En este panorama han brotado con ímpetu las luchas de los diferentes clanes. Pero incluso ésta es una zona de tierras movedizas en las que las alianzas se reestructuran en función de los intereses particulares y de la naturaleza de la discusión. La corriente política más estable hasta ahora ha sido la formada en 1990, el llamado grupo de los ocho, encabezado entre otros por el ministro de Justicia Yossi Beilin, y que aspiraba a renovar el partido. Hace tiempo, sin embargo, que esta plataforma ha estallado en mil pedazos, víctima de las disensiones, en un intento desesperado por encontrar el norte.

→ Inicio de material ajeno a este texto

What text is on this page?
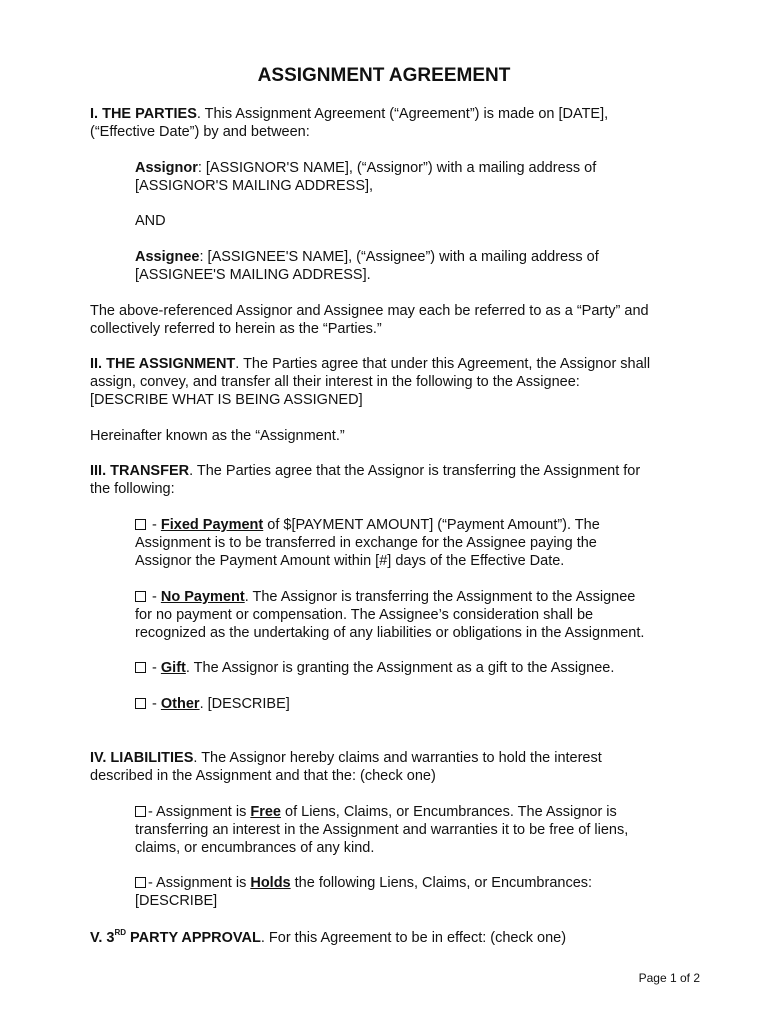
ASSIGNMENT AGREEMENT

I. THE PARTIES. This Assignment Agreement (“Agreement”) is made on [DATE],
(“Effective Date”) by and between:

Assignor: [ASSIGNOR'S NAME], (“Assignor”) with a mailing address of
[ASSIGNOR'S MAILING ADDRESS],

AND

Assignee: [ASSIGNEE'S NAME], (“Assignee”) with a mailing address of
[ASSIGNEE'S MAILING ADDRESS].

The above-referenced Assignor and Assignee may each be referred to as a “Party” and
collectively referred to herein as the “Parties.”

II. THE ASSIGNMENT. The Parties agree that under this Agreement, the Assignor shall
assign, convey, and transfer all their interest in the following to the Assignee:
[DESCRIBE WHAT IS BEING ASSIGNED]

Hereinafter known as the “Assignment.”

III. TRANSFER. The Parties agree that the Assignor is transferring the Assignment for
the following:

- Fixed Payment of $[PAYMENT AMOUNT] (“Payment Amount”). The
Assignment is to be transferred in exchange for the Assignee paying the
Assignor the Payment Amount within [#] days of the Effective Date.

- No Payment. The Assignor is transferring the Assignment to the Assignee
for no payment or compensation. The Assignee’s consideration shall be
recognized as the undertaking of any liabilities or obligations in the Assignment.

- Gift. The Assignor is granting the Assignment as a gift to the Assignee.

- Other. [DESCRIBE]

IV. LIABILITIES. The Assignor hereby claims and warranties to hold the interest
described in the Assignment and that the: (check one)

- Assignment is Free of Liens, Claims, or Encumbrances. The Assignor is
transferring an interest in the Assignment and warranties it to be free of liens,
claims, or encumbrances of any kind.

- Assignment is Holds the following Liens, Claims, or Encumbrances:
[DESCRIBE]

V. 3RD PARTY APPROVAL. For this Agreement to be in effect: (check one)

Page 1 of 2
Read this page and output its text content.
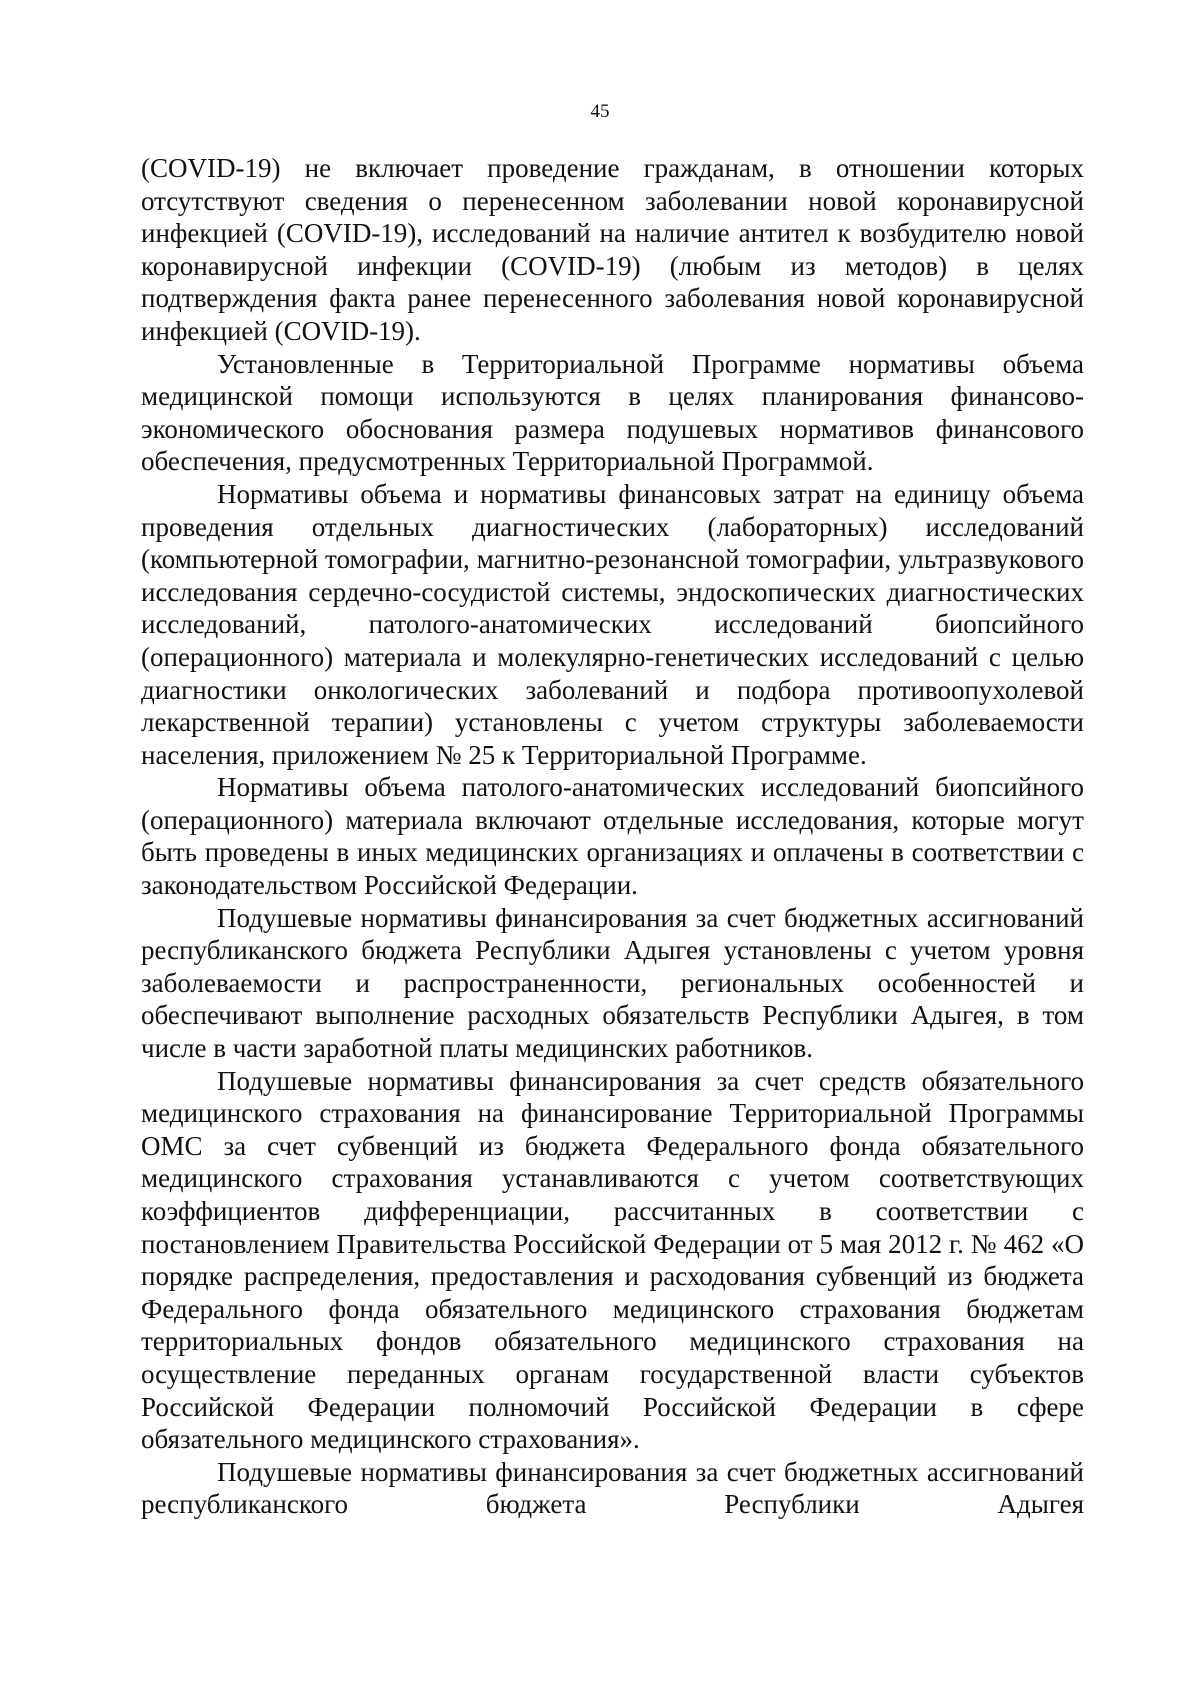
45

(COVID-19) не включает проведение гражданам, в отношении которых отсутствуют сведения о перенесенном заболевании новой коронавирусной инфекцией (COVID-19), исследований на наличие антител к возбудителю новой коронавирусной инфекции (COVID-19) (любым из методов) в целях подтверждения факта ранее перенесенного заболевания новой коронавирусной инфекцией (COVID-19).

Установленные в Территориальной Программе нормативы объема медицинской помощи используются в целях планирования финансово-экономического обоснования размера подушевых нормативов финансового обеспечения, предусмотренных Территориальной Программой.

Нормативы объема и нормативы финансовых затрат на единицу объема проведения отдельных диагностических (лабораторных) исследований (компьютерной томографии, магнитно-резонансной томографии, ультразвукового исследования сердечно-сосудистой системы, эндоскопических диагностических исследований, патолого-анатомических исследований биопсийного (операционного) материала и молекулярно-генетических исследований с целью диагностики онкологических заболеваний и подбора противоопухолевой лекарственной терапии) установлены с учетом структуры заболеваемости населения, приложением № 25 к Территориальной Программе.

Нормативы объема патолого-анатомических исследований биопсийного (операционного) материала включают отдельные исследования, которые могут быть проведены в иных медицинских организациях и оплачены в соответствии с законодательством Российской Федерации.

Подушевые нормативы финансирования за счет бюджетных ассигнований республиканского бюджета Республики Адыгея установлены с учетом уровня заболеваемости и распространенности, региональных особенностей и обеспечивают выполнение расходных обязательств Республики Адыгея, в том числе в части заработной платы медицинских работников.

Подушевые нормативы финансирования за счет средств обязательного медицинского страхования на финансирование Территориальной Программы ОМС за счет субвенций из бюджета Федерального фонда обязательного медицинского страхования устанавливаются с учетом соответствующих коэффициентов дифференциации, рассчитанных в соответствии с постановлением Правительства Российской Федерации от 5 мая 2012 г. № 462 «О порядке распределения, предоставления и расходования субвенций из бюджета Федерального фонда обязательного медицинского страхования бюджетам территориальных фондов обязательного медицинского страхования на осуществление переданных органам государственной власти субъектов Российской Федерации полномочий Российской Федерации в сфере обязательного медицинского страхования».

Подушевые нормативы финансирования за счет бюджетных ассигнований республиканского бюджета Республики Адыгея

* De El País de Madrid, especial para Página/12.

 

OPINION
Por Claudio Uriarte

Qué va a hacer Sharon

Un gobierno de unidad nacional entre fuerzas ampliamente antagónicas tiende a ser, por naturaleza, conservador. La razón es simple: si tal gobierno existe, es en razón de un estado de emergencia donde se necesita del aval de todos los sectores, y en una situación así la derecha –es decir, el conservatismo– tiene la voz dominante, simplemente por su capacidad de vetar todo aquello que represente un alejamiento del orden al que se busca defender. La derecha, en un gobierno de este tipo, detenta las mismas ventajas inerciales que Clausewitz atribuía a la defensa en una guerra: el atacado dispone de su territorio; el derechista, del statu quo.
Sin embargo, por la misma lógica, un gobierno de unidad nacional no tiene por qué ser necesariamente reaccionario. Conservador, reaccionario: clásico ejemplo de dos categorías que casi invariablemente se confunden y asimilan, pero que constituyen avenidas de acción política completamente diferentes. Ya que el conservador se limita a defender lo establecido y resistir su modificación, mientras el reaccionario pretende volver atrás. El conservador buscará frenar las tendencias más militantes de la Revolución Francesa; el reaccionario, restaurar el Ancien Regime. Churchill y Roosevelt, durante la Segunda Guerra Mundial, fueron básicamente dos conservadores: Hitler fue en cambio un reaccionario de derecha y Stalin un revolucionario de izquierda, dos condiciones que técnicamente se parecen en su común voluntad de cambiar el statu quo.
Visto desde estos parámetros, el gobierno de unidad nacional que acaba de constituirse en Israel es conservador, pero no reaccionario. Vale decir: aunque Sharon no va a ofrecer más concesiones a los palestinos en la mesa de negociaciones, y probablemente endurecerá la represión –incluyendo incursiones punitivas en los territorios autónomos– tampoco va a intentar reconquistar el 40 y pico de territorio de Cisjordania que ya está en manos de los palestinos. La razón no es altruista sino práctica: la fricción y convivencia entre dos pueblos que se odian demostró ser inviable. Irónicamente, esto mismo fue lo que llevó a los acuerdos de Oslo, cuyo desenlace –un Estado palestino independiente– sigue siendo inevitable, y cuyos contornos territoriales ya se perfilan a través de las murallas de separación física que se están levantando con Cisjordania y Gaza.